Forexmagnates.com has posted an interesting article on the recent actions taken by the Japanese Financial Services Authority (JFSA) regarding international brokers. In short, the JFSA barring non-Japanese firms from opening accounts by Japanese citizens or residents. This follows the actions of the United States’ Commodity Futures Trading Commission (CFTC) back in late 2010 to take similar actions. US citizens or residents can only open FX accounts with US-registered brokers.
The “retail” FX world is still relatively small compared to the institutional world. However with a CAGR of greater than 10% annually since 2002 the retail FX industry supports some hundreds of millions of dollars in corporate revenues each year, and the industry employs tens of thousands of people across the globe.

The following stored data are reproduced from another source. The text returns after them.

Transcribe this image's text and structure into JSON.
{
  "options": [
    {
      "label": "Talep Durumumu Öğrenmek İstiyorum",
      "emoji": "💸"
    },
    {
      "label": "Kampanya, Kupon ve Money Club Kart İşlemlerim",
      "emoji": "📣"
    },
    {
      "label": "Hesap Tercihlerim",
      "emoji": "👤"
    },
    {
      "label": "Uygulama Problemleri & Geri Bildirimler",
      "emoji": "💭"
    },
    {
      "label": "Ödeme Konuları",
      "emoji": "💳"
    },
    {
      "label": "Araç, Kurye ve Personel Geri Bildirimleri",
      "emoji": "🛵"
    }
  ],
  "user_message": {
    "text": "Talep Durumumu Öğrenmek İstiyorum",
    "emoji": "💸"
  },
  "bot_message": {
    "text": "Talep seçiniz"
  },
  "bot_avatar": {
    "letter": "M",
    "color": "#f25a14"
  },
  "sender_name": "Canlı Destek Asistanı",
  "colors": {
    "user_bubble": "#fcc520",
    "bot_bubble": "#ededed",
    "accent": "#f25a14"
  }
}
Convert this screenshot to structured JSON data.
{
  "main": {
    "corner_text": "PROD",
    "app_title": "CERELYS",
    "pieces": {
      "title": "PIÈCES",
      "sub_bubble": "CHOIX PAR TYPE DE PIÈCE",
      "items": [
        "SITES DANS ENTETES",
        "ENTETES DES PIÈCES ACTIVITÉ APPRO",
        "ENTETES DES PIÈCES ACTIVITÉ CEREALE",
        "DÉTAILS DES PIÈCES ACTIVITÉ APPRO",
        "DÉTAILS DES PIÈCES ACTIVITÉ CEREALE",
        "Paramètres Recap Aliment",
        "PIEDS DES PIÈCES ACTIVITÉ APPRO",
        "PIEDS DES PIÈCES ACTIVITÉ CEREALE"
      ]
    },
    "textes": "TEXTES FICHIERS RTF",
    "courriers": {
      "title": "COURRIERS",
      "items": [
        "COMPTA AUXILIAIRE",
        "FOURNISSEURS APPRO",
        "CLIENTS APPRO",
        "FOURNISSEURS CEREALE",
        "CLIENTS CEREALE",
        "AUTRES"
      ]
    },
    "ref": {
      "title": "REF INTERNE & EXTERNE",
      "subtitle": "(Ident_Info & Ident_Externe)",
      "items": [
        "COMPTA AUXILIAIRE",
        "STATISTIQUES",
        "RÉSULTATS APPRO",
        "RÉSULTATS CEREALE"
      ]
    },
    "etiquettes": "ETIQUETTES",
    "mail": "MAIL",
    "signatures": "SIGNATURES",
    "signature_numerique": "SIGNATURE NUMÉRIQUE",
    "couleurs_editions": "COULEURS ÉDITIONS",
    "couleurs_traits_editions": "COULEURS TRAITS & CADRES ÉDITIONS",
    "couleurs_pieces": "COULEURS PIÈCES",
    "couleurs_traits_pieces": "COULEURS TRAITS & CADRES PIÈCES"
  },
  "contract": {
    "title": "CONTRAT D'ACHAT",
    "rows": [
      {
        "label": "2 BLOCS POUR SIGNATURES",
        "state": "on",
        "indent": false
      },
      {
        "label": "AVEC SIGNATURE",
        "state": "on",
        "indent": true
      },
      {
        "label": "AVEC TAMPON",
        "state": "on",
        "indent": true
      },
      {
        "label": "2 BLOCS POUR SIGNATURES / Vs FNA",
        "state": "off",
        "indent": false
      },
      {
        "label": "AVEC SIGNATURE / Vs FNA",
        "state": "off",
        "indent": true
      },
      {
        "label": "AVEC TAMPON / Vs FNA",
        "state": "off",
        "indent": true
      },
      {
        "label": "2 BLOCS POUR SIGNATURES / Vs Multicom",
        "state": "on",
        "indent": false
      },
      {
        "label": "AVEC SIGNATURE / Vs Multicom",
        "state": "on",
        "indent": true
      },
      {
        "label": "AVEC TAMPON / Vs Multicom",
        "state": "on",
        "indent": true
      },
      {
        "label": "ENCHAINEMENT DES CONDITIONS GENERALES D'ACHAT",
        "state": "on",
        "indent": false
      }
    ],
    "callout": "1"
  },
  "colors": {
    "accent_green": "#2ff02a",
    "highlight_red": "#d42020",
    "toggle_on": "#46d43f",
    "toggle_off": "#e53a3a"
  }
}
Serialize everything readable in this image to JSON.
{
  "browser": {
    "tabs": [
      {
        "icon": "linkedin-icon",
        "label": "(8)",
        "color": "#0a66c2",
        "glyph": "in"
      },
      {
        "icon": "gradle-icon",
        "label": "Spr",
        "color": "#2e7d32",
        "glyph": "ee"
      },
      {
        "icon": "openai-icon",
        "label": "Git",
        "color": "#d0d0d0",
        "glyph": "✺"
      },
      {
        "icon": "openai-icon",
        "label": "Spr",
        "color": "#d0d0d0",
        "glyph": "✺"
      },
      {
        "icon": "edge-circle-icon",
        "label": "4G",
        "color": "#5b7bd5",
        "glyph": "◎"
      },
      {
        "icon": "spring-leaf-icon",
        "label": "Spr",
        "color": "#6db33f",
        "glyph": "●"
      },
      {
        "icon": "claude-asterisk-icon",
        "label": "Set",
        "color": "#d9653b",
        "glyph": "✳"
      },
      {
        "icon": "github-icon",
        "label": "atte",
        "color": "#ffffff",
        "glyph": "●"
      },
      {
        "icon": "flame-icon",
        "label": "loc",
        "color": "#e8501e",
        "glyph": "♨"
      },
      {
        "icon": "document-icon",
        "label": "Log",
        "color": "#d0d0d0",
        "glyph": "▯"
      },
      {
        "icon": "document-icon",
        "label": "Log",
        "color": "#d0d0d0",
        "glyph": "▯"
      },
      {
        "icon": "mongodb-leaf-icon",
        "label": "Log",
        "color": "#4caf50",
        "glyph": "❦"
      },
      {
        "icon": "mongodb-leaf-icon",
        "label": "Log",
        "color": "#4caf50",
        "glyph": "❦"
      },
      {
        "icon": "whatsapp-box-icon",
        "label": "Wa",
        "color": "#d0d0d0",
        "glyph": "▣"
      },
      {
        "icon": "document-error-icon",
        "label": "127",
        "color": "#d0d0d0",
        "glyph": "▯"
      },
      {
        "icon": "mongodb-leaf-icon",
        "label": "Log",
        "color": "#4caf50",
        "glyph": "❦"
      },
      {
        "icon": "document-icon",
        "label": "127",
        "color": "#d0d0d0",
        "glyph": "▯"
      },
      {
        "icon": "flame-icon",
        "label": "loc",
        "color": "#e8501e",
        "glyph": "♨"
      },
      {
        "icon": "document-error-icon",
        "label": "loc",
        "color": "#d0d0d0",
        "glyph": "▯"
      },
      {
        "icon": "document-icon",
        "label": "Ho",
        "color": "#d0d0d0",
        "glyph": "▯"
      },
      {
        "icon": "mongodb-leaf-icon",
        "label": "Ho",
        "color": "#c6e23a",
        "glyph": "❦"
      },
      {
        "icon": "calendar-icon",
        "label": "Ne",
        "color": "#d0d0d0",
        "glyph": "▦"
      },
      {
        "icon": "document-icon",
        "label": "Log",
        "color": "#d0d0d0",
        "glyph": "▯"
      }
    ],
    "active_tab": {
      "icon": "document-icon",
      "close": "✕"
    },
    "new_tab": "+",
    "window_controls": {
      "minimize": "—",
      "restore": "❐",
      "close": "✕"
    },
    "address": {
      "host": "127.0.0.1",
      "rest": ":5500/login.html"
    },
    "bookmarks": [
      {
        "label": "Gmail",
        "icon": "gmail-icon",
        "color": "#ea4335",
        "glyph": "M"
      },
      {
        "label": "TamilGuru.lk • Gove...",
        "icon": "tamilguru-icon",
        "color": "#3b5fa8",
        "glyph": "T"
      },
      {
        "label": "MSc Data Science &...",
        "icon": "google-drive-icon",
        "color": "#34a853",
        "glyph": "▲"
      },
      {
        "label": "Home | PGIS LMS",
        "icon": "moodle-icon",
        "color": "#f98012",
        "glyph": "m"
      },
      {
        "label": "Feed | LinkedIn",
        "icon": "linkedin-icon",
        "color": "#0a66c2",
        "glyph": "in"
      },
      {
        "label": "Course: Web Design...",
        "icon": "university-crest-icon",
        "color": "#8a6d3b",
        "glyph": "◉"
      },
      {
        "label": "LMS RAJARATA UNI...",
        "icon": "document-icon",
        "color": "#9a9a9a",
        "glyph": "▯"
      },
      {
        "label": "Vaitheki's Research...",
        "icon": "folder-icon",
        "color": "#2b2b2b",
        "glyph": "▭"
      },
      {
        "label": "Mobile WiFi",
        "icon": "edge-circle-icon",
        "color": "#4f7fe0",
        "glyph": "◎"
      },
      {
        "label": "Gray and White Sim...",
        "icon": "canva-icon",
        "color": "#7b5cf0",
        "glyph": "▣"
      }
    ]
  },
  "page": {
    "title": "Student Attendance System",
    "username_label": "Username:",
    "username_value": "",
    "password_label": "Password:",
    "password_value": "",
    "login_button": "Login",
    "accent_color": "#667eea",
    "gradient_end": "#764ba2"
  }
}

The actions of the CFTC and now the JFSA are not catching the attention of the media or citizens of either country except for the active trading communities in each country. But make no mistake, these actions are protectionism by the financial regulators of each country. I am sure there are reasons given by each regulator that justify their actions, but when governments act to “protect” citizens outside of physical security, the Big Brother effect increases its hold on the population.
Rather than barring foreign competition, the regulators could (should?) do a better job of informing consumers of the potential risks of trading or whatever activity they undertake. And then allow the citizens to take the action they choose. And receive the benefits of their decisions or suffer the consequences of their ill-informed decisions.